I wouldn't necessarily assert that. A codec library—like GStreamer—might
have its own set of transforms and autoplugging code. Easier to reuse
that internally than to try to integrate it with every new decoding API
that Microsoft releases.

>>
>> I think the linked commit misses the point somewhat. That's partially
>> because I don't think it makes sense to measure simplicity as an
>> absolute metric simply using line count,
> It's not just line count, the code itself is very simple, all we are 
> doing is registering the supported input and output types of the 
> decoder, setting the mime type of the container format for the source, 
> and and registering both objects.
>>   and partially because it's
>> missing the cost of adding other media types to the conversion functions
> You can use the MF_MT_USER_DATA serialization hack if you're worried 
> about that.

Unless you're proposing we use that in Wine, that doesn't affect anything.

>> (which is one of the reasons, though not the only reason, I thought to
>> write this mail). But it's mostly because the cost of using decodebin,
>> where it works, is essentially zero:
> Except in the cases where an application does something unexpected.
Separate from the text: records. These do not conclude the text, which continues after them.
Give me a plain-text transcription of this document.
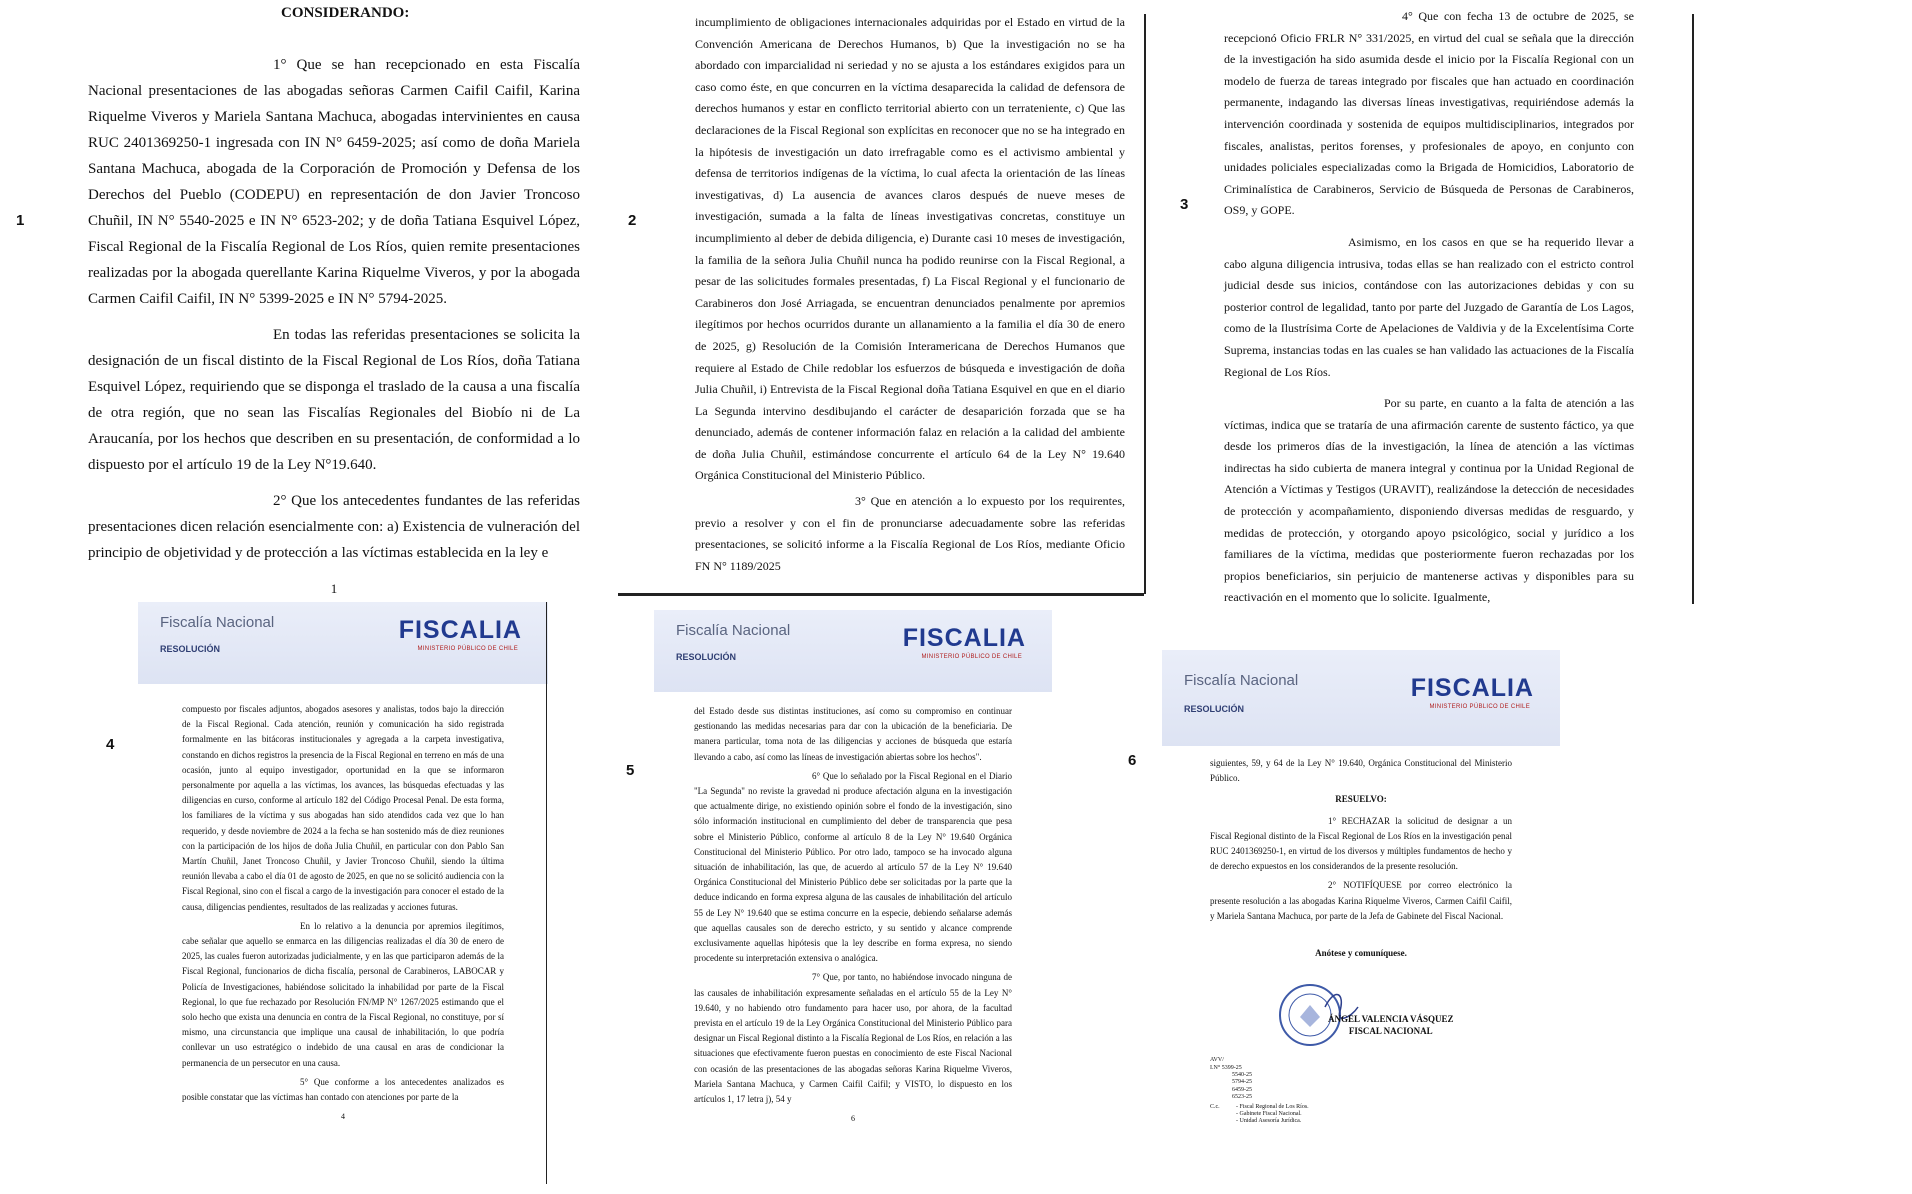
CONSIDERANDO:

1° Que se han recepcionado en esta Fiscalía Nacional presentaciones de las abogadas señoras Carmen Caifil Caifil, Karina Riquelme Viveros y Mariela Santana Machuca, abogadas intervinientes en causa RUC 2401369250-1 ingresada con IN N° 6459-2025; así como de doña Mariela Santana Machuca, abogada de la Corporación de Promoción y Defensa de los Derechos del Pueblo (CODEPU) en representación de don Javier Troncoso Chuñil, IN N° 5540-2025 e IN N° 6523-202; y de doña Tatiana Esquivel López, Fiscal Regional de la Fiscalía Regional de Los Ríos, quien remite presentaciones realizadas por la abogada querellante Karina Riquelme Viveros, y por la abogada Carmen Caifil Caifil, IN N° 5399-2025 e IN N° 5794-2025.

En todas las referidas presentaciones se solicita la designación de un fiscal distinto de la Fiscal Regional de Los Ríos, doña Tatiana Esquivel López, requiriendo que se disponga el traslado de la causa a una fiscalía de otra región, que no sean las Fiscalías Regionales del Biobío ni de La Araucanía, por los hechos que describen en su presentación, de conformidad a lo dispuesto por el artículo 19 de la Ley N°19.640.

2° Que los antecedentes fundantes de las referidas presentaciones dicen relación esencialmente con: a) Existencia de vulneración del principio de objetividad y de protección a las víctimas establecida en la ley e

1
1

incumplimiento de obligaciones internacionales adquiridas por el Estado en virtud de la Convención Americana de Derechos Humanos, b) Que la investigación no se ha abordado con imparcialidad ni seriedad y no se ajusta a los estándares exigidos para un caso como éste, en que concurren en la víctima desaparecida la calidad de defensora de derechos humanos y estar en conflicto territorial abierto con un terrateniente, c) Que las declaraciones de la Fiscal Regional son explícitas en reconocer que no se ha integrado en la hipótesis de investigación un dato irrefragable como es el activismo ambiental y defensa de territorios indígenas de la víctima, lo cual afecta la orientación de las líneas investigativas, d) La ausencia de avances claros después de nueve meses de investigación, sumada a la falta de líneas investigativas concretas, constituye un incumplimiento al deber de debida diligencia, e) Durante casi 10 meses de investigación, la familia de la señora Julia Chuñil nunca ha podido reunirse con la Fiscal Regional, a pesar de las solicitudes formales presentadas, f) La Fiscal Regional y el funcionario de Carabineros don José Arriagada, se encuentran denunciados penalmente por apremios ilegítimos por hechos ocurridos durante un allanamiento a la familia el día 30 de enero de 2025, g) Resolución de la Comisión Interamericana de Derechos Humanos que requiere al Estado de Chile redoblar los esfuerzos de búsqueda e investigación de doña Julia Chuñil, i) Entrevista de la Fiscal Regional doña Tatiana Esquivel en que en el diario La Segunda intervino desdibujando el carácter de desaparición forzada que se ha denunciado, además de contener información falaz en relación a la calidad del ambiente de doña Julia Chuñil, estimándose concurrente el artículo 64 de la Ley N° 19.640 Orgánica Constitucional del Ministerio Público.

3° Que en atención a lo expuesto por los requirentes, previo a resolver y con el fin de pronunciarse adecuadamente sobre las referidas presentaciones, se solicitó informe a la Fiscalía Regional de Los Ríos, mediante Oficio FN N° 1189/2025

2

4° Que con fecha 13 de octubre de 2025, se recepcionó Oficio FRLR N° 331/2025, en virtud del cual se señala que la dirección de la investigación ha sido asumida desde el inicio por la Fiscalía Regional con un modelo de fuerza de tareas integrado por fiscales que han actuado en coordinación permanente, indagando las diversas líneas investigativas, requiriéndose además la intervención coordinada y sostenida de equipos multidisciplinarios, integrados por fiscales, analistas, peritos forenses, y profesionales de apoyo, en conjunto con unidades policiales especializadas como la Brigada de Homicidios, Laboratorio de Criminalística de Carabineros, Servicio de Búsqueda de Personas de Carabineros, OS9, y GOPE.

Asimismo, en los casos en que se ha requerido llevar a cabo alguna diligencia intrusiva, todas ellas se han realizado con el estricto control judicial desde sus inicios, contándose con las autorizaciones debidas y con su posterior control de legalidad, tanto por parte del Juzgado de Garantía de Los Lagos, como de la Ilustrísima Corte de Apelaciones de Valdivia y de la Excelentísima Corte Suprema, instancias todas en las cuales se han validado las actuaciones de la Fiscalía Regional de Los Ríos.

Por su parte, en cuanto a la falta de atención a las víctimas, indica que se trataría de una afirmación carente de sustento fáctico, ya que desde los primeros días de la investigación, la línea de atención a las víctimas indirectas ha sido cubierta de manera integral y continua por la Unidad Regional de Atención a Víctimas y Testigos (URAVIT), realizándose la detección de necesidades de protección y acompañamiento, disponiendo diversas medidas de resguardo, y medidas de protección, y otorgando apoyo psicológico, social y jurídico a los familiares de la víctima, medidas que posteriormente fueron rechazadas por los propios beneficiarios, sin perjuicio de mantenerse activas y disponibles para su reactivación en el momento que lo solicite. Igualmente,

3
Fiscalía Nacional
RESOLUCIÓN
FISCALIA
MINISTERIO PÚBLICO DE CHILE

compuesto por fiscales adjuntos, abogados asesores y analistas, todos bajo la dirección de la Fiscal Regional. Cada atención, reunión y comunicación ha sido registrada formalmente en las bitácoras institucionales y agregada a la carpeta investigativa, constando en dichos registros la presencia de la Fiscal Regional en terreno en más de una ocasión, junto al equipo investigador, oportunidad en la que se informaron personalmente por aquella a las víctimas, los avances, las búsquedas efectuadas y las diligencias en curso, conforme al artículo 182 del Código Procesal Penal. De esta forma, los familiares de la víctima y sus abogadas han sido atendidos cada vez que lo han requerido, y desde noviembre de 2024 a la fecha se han sostenido más de diez reuniones con la participación de los hijos de doña Julia Chuñil, en particular con don Pablo San Martín Chuñil, Janet Troncoso Chuñil, y Javier Troncoso Chuñil, siendo la última reunión llevaba a cabo el día 01 de agosto de 2025, en que no se solicitó audiencia con la Fiscal Regional, sino con el fiscal a cargo de la investigación para conocer el estado de la causa, diligencias pendientes, resultados de las realizadas y acciones futuras.

En lo relativo a la denuncia por apremios ilegítimos, cabe señalar que aquello se enmarca en las diligencias realizadas el día 30 de enero de 2025, las cuales fueron autorizadas judicialmente, y en las que participaron además de la Fiscal Regional, funcionarios de dicha fiscalía, personal de Carabineros, LABOCAR y Policía de Investigaciones, habiéndose solicitado la inhabilidad por parte de la Fiscal Regional, lo que fue rechazado por Resolución FN/MP N° 1267/2025 estimando que el solo hecho que exista una denuncia en contra de la Fiscal Regional, no constituye, por sí mismo, una circunstancia que implique una causal de inhabilitación, lo que podría conllevar un uso estratégico o indebido de una causal en aras de condicionar la permanencia de un persecutor en una causa.

5° Que conforme a los antecedentes analizados es posible constatar que las víctimas han contado con atenciones por parte de la

4
4
Fiscalía Nacional
RESOLUCIÓN
FISCALIA
MINISTERIO PÚBLICO DE CHILE

del Estado desde sus distintas instituciones, así como su compromiso en continuar gestionando las medidas necesarias para dar con la ubicación de la beneficiaria. De manera particular, toma nota de las diligencias y acciones de búsqueda que estaría llevando a cabo, así como las líneas de investigación abiertas sobre los hechos".

6° Que lo señalado por la Fiscal Regional en el Diario "La Segunda" no reviste la gravedad ni produce afectación alguna en la investigación que actualmente dirige, no existiendo opinión sobre el fondo de la investigación, sino sólo información institucional en cumplimiento del deber de transparencia que pesa sobre el Ministerio Público, conforme al artículo 8 de la Ley N° 19.640 Orgánica Constitucional del Ministerio Público. Por otro lado, tampoco se ha invocado alguna situación de inhabilitación, las que, de acuerdo al artículo 57 de la Ley N° 19.640 Orgánica Constitucional del Ministerio Público debe ser solicitadas por la parte que la deduce indicando en forma expresa alguna de las causales de inhabilitación del artículo 55 de Ley N° 19.640 que se estima concurre en la especie, debiendo señalarse además que aquellas causales son de derecho estricto, y su sentido y alcance comprende exclusivamente aquellas hipótesis que la ley describe en forma expresa, no siendo procedente su interpretación extensiva o analógica.

7° Que, por tanto, no habiéndose invocado ninguna de las causales de inhabilitación expresamente señaladas en el artículo 55 de la Ley N° 19.640, y no habiendo otro fundamento para hacer uso, por ahora, de la facultad prevista en el artículo 19 de la Ley Orgánica Constitucional del Ministerio Público para designar un Fiscal Regional distinto a la Fiscalía Regional de Los Ríos, en relación a las situaciones que efectivamente fueron puestas en conocimiento de este Fiscal Nacional con ocasión de las presentaciones de las abogadas señoras Karina Riquelme Viveros, Mariela Santana Machuca, y Carmen Caifil Caifil; y VISTO, lo dispuesto en los artículos 1, 17 letra j), 54 y

6
5
Fiscalía Nacional
RESOLUCIÓN
FISCALIA
MINISTERIO PÚBLICO DE CHILE

siguientes, 59, y 64 de la Ley N° 19.640, Orgánica Constitucional del Ministerio Público.

RESUELVO:

1° RECHAZAR la solicitud de designar a un Fiscal Regional distinto de la Fiscal Regional de Los Ríos en la investigación penal RUC 2401369250-1, en virtud de los diversos y múltiples fundamentos de hecho y de derecho expuestos en los considerandos de la presente resolución.

2° NOTIFÍQUESE por correo electrónico la presente resolución a las abogadas Karina Riquelme Viveros, Carmen Caifil Caifil, y Mariela Santana Machuca, por parte de la Jefa de Gabinete del Fiscal Nacional.

Anótese y comuníquese.
ÁNGEL VALENCIA VÁSQUEZ
FISCAL NACIONAL
AVV/
I.N° 5399-25
5540-25
5794-25
6459-25
6523-25
C.c.	- Fiscal Regional de Los Ríos.
- Gabinete Fiscal Nacional.
- Unidad Asesoría Jurídica.
6
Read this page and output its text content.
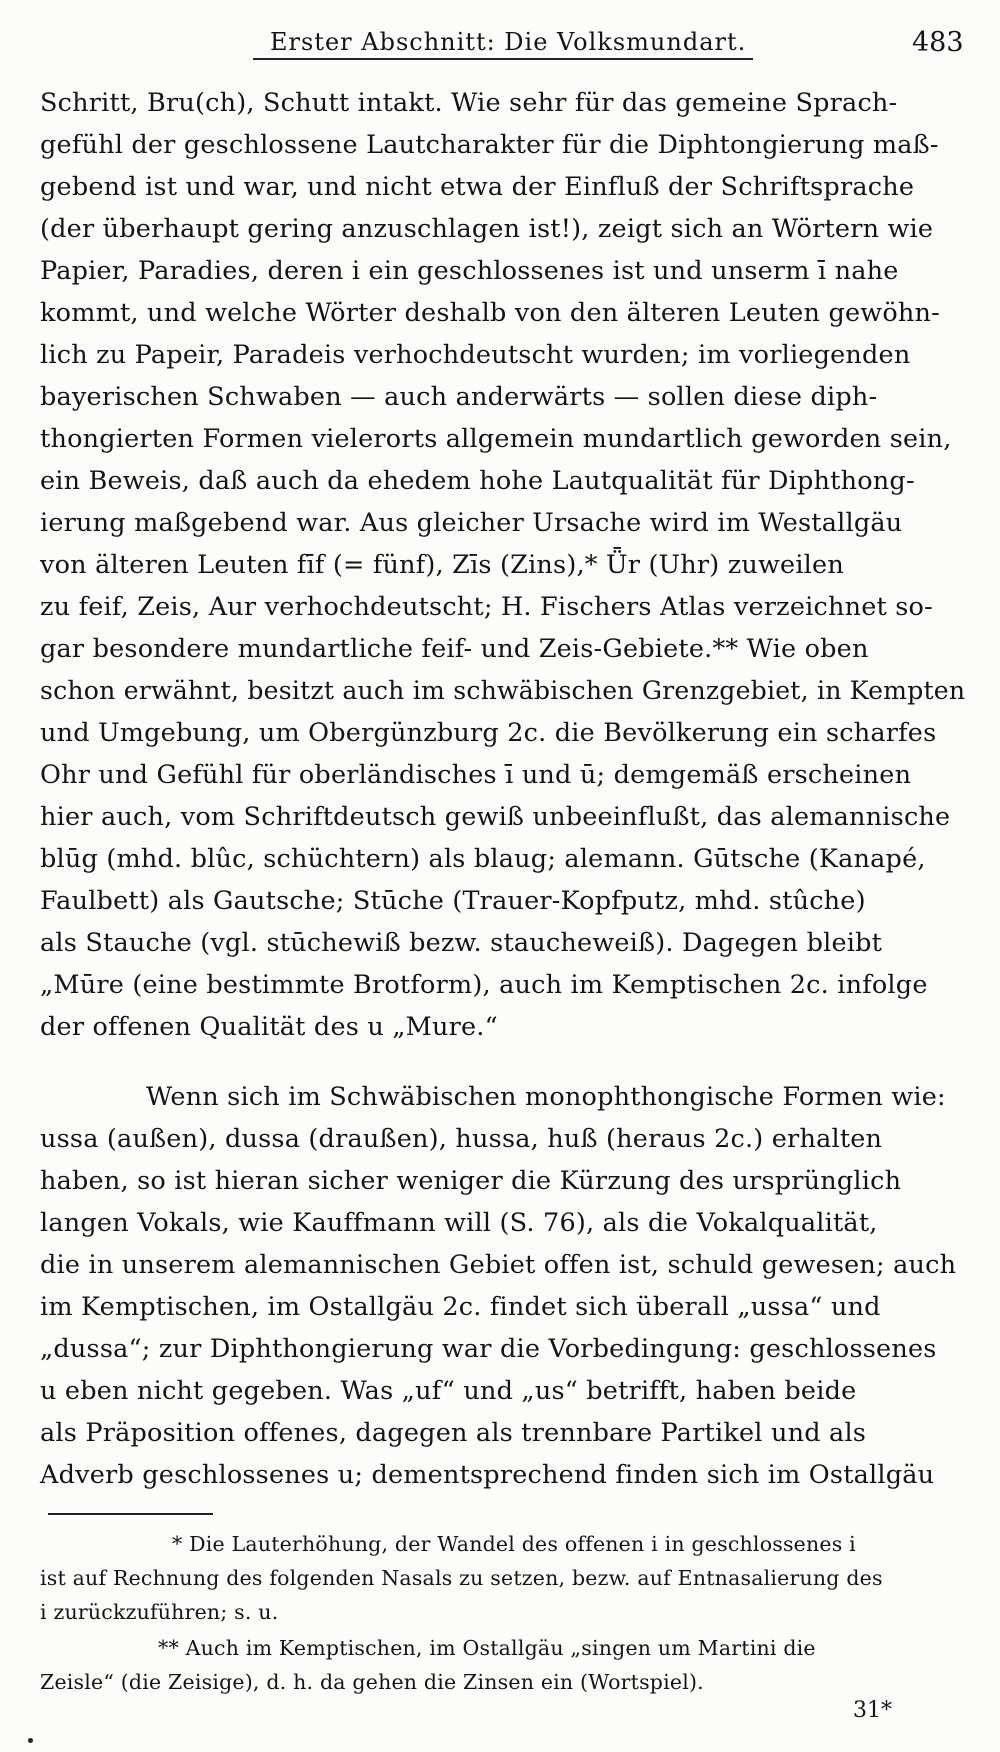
Erster Abschnitt: Die Volksmundart.	483
Schritt, Bru(ch), Schutt intakt. Wie sehr für das gemeine Sprach-
gefühl der geschlossene Lautcharakter für die Diphtongierung maß-
gebend ist und war, und nicht etwa der Einfluß der Schriftsprache
(der überhaupt gering anzuschlagen ist!), zeigt sich an Wörtern wie
Papier, Paradies, deren i ein geschlossenes ist und unserm ī nahe
kommt, und welche Wörter deshalb von den älteren Leuten gewöhn-
lich zu Papeir, Paradeis verhochdeutscht wurden; im vorliegenden
bayerischen Schwaben — auch anderwärts — sollen diese diph-
thongierten Formen vielerorts allgemein mundartlich geworden sein,
ein Beweis, daß auch da ehedem hohe Lautqualität für Diphthong-
ierung maßgebend war. Aus gleicher Ursache wird im Westallgäu
von älteren Leuten fīf (= fünf), Zīs (Zins),* Ǖr (Uhr) zuweilen
zu feif, Zeis, Aur verhochdeutscht; H. Fischers Atlas verzeichnet so-
gar besondere mundartliche feif- und Zeis-Gebiete.** Wie oben
schon erwähnt, besitzt auch im schwäbischen Grenzgebiet, in Kempten
und Umgebung, um Obergünzburg 2c. die Bevölkerung ein scharfes
Ohr und Gefühl für oberländisches ī und ū; demgemäß erscheinen
hier auch, vom Schriftdeutsch gewiß unbeeinflußt, das alemannische
blūg (mhd. blûc, schüchtern) als blaug; alemann. Gūtsche (Kanapé,
Faulbett) als Gautsche; Stūche (Trauer-Kopfputz, mhd. stûche)
als Stauche (vgl. stūchewiß bezw. staucheweiß). Dagegen bleibt
„Mūre (eine bestimmte Brotform), auch im Kemptischen 2c. infolge
der offenen Qualität des u „Mure.“
Wenn sich im Schwäbischen monophthongische Formen wie:
ussa (außen), dussa (draußen), hussa, huß (heraus 2c.) erhalten
haben, so ist hieran sicher weniger die Kürzung des ursprünglich
langen Vokals, wie Kauffmann will (S. 76), als die Vokalqualität,
die in unserem alemannischen Gebiet offen ist, schuld gewesen; auch
im Kemptischen, im Ostallgäu 2c. findet sich überall „ussa“ und
„dussa“; zur Diphthongierung war die Vorbedingung: geschlossenes
u eben nicht gegeben. Was „uf“ und „us“ betrifft, haben beide
als Präposition offenes, dagegen als trennbare Partikel und als
Adverb geschlossenes u; dementsprechend finden sich im Ostallgäu
* Die Lauterhöhung, der Wandel des offenen i in geschlossenes i
ist auf Rechnung des folgenden Nasals zu setzen, bezw. auf Entnasalierung des
i zurückzuführen; s. u.
** Auch im Kemptischen, im Ostallgäu „singen um Martini die
Zeisle“ (die Zeisige), d. h. da gehen die Zinsen ein (Wortspiel).
31*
In which case the cost is still no more than the cost of not using
decodebin.

>>   we write one media source,
>>   and it
>> works for everything; no extension for ASF required.
> There already is only one real implementation of the media source, the 
> only "extension" is adding the mime type instead of using typefind.  We 
> will register the necessary byte stream handlers no matter which path we 
> take.

Well, ideally we'd do what quartz does, and register a handler that
catches every file, and returns a subtype that essentially identifies
GStreamer.

>>   If it never becomes
>> necessary to write a source that outputs compressed samples, then we
>> also don't have the cost of abstraction (which is always worth taking
>> seriously!), and if it does, we come out even—we can still use your
>> generic media source, or something like it.
>>
>> Ultimately, I think that a decodebin wrapper is something we want to
>> have anyway, for the sake of host codecs like Theora,
> Where would we use support for Theora, if no windows applications are 
> able to use it.

Anything which wants to be able to play back an arbitrary media file,
i.e. generic media players, mostly. I see all sorts of bug reports for
these with Quartz, so people are definitely using them.

>>   and once we have
>> it, I see zero cost in using it wherever else we can.